The Calvinist Church is one with which I am fairly familiar. My mother's side of the family--which is almost entirely Dutch-Indonesian with just enough French Huguenot mixed in to make things interesting--is eminently Calvinist, some relatives to the degree that they fit quite snugly into the patchwork of the Christian Conservative bloc (this despite other relatives carrying on quite proudly the tradition of Dutch liberalism, but I digress). I myself was baptized a Calvinist, in fact. As you might have guessed, I never really toed the Calvinist line. I didn't care much for church as a child--for me, it was a boring place to which my mother always tried to drag me on Sunday (and not, I might add, with a great deal of success). It was not until I was able to comprehend the finer points of Calvinist theology that I sought to properly distance myself from Calvinism.
My primary objection to Calvin's theology is one that is cited in the Times Magazine article: the notion of predestination, which essentially argues that God has already determined who will be saved and who won't. This led me to wonder what the importance was of being a good Christian if it had no influence on the fate of one's soul. When I posed this question to my mother, who was (and still is) prone to the sentiments of self-righteousness that seem to be typical among the more tenacious Protestants, she didn't really have an answer.

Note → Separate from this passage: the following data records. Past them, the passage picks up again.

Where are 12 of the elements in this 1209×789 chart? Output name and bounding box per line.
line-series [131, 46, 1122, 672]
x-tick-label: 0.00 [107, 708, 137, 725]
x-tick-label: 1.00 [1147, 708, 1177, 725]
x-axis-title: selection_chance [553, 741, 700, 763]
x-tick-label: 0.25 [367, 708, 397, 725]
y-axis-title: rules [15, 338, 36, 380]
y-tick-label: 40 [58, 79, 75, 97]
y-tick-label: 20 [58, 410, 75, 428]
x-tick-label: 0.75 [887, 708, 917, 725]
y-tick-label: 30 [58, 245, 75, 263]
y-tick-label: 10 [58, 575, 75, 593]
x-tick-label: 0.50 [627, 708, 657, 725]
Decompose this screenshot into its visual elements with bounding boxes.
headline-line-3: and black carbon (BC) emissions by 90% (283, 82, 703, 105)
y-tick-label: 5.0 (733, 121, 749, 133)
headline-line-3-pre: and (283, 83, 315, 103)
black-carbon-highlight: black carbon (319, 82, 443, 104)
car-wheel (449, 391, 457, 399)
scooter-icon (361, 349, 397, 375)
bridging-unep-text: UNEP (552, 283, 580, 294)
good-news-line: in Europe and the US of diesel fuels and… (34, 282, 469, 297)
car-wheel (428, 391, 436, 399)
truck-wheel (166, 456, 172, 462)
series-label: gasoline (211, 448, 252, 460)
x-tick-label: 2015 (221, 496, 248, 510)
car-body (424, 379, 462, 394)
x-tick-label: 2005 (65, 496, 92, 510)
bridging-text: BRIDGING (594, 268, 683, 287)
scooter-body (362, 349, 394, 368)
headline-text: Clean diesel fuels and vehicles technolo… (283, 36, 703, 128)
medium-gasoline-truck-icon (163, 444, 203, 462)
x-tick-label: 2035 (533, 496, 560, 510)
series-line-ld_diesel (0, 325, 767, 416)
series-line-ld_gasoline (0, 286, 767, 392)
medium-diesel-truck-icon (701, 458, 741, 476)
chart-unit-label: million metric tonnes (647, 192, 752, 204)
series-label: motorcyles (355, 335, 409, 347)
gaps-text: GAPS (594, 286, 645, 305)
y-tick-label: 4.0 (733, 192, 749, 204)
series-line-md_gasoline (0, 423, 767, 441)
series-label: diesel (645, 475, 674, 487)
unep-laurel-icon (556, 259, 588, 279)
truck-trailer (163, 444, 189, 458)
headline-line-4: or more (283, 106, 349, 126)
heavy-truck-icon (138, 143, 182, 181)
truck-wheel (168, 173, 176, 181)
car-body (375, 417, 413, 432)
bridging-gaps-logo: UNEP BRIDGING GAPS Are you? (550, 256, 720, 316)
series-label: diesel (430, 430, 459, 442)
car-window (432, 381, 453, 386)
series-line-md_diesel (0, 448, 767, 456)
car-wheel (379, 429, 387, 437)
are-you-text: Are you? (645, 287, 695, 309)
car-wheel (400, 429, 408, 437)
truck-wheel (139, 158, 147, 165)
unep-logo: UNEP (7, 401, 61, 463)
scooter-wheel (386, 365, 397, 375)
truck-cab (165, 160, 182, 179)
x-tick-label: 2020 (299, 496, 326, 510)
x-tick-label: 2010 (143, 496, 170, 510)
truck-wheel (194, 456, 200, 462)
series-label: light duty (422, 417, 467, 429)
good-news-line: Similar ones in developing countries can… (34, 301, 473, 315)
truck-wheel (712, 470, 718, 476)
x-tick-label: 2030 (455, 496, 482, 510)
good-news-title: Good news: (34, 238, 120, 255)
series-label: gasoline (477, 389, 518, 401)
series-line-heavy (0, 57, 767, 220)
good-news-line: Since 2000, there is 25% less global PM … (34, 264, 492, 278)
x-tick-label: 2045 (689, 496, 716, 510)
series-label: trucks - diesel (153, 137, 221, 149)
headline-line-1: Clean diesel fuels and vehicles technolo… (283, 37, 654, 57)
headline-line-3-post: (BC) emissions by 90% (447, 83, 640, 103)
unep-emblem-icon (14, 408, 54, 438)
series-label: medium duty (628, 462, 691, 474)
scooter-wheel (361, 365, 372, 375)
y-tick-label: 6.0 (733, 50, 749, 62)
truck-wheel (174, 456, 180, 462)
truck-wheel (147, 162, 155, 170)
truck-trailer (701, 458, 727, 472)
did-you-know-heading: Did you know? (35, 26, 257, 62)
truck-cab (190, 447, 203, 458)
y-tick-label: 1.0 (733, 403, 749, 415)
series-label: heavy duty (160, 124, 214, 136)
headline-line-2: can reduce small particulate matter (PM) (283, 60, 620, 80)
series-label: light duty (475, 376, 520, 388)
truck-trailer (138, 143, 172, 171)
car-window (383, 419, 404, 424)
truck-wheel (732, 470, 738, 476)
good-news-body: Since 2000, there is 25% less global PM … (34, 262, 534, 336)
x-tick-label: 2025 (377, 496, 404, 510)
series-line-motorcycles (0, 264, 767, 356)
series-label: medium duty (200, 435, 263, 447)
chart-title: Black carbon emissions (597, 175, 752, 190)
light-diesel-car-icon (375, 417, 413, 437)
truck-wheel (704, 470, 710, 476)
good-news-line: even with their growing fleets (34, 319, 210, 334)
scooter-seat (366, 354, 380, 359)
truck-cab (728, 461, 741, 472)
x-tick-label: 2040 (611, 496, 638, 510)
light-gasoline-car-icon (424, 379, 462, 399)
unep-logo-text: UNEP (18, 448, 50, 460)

John Calvin no doubt would have had me beheaded for my insubordination.
Such a hard-line approach is no less extant in the Mars Hill Church, where Mark Driscoll tolerates no opposition from his parishioners to his message. Nor is Driscoll's theology any more egalitarian--among the tenets of Driscoll's religion is the doctrine of complementarianism, which bars women from leadership roles within the church and charges women with submission to their husbands in domestic matters. In addition to all this, Driscoll preaches an image of Christ that is decidedly hyper-masculine, peppering his sermons with rhetoric that, vis-a-vis his aversion to a "queer Christ," reeks of homophobia (and I suspect, given the references to a "feminzed Christianity," just the slightest bit of latent misogyny).
The Mars Hill Church may be a relatively new rendition of the Calvinist doctrine, but it still fails to address my standing objection to the doctrine of predestination. Beyond that, the Mars Hill Church has many of the same issues present in other megachurches, primary among these the fact that in its perceived atavism it misses the essential point of the Christian philosophy--companionate love for one's fellow human being; what in Latin would be called caritas. That--not frenzied glossolalia, not impassioned talk of hellfire and certainly not the judgment and condemnation of those who don't conform to a given set of dogmatic niceties--is truly how humans can reach the divine.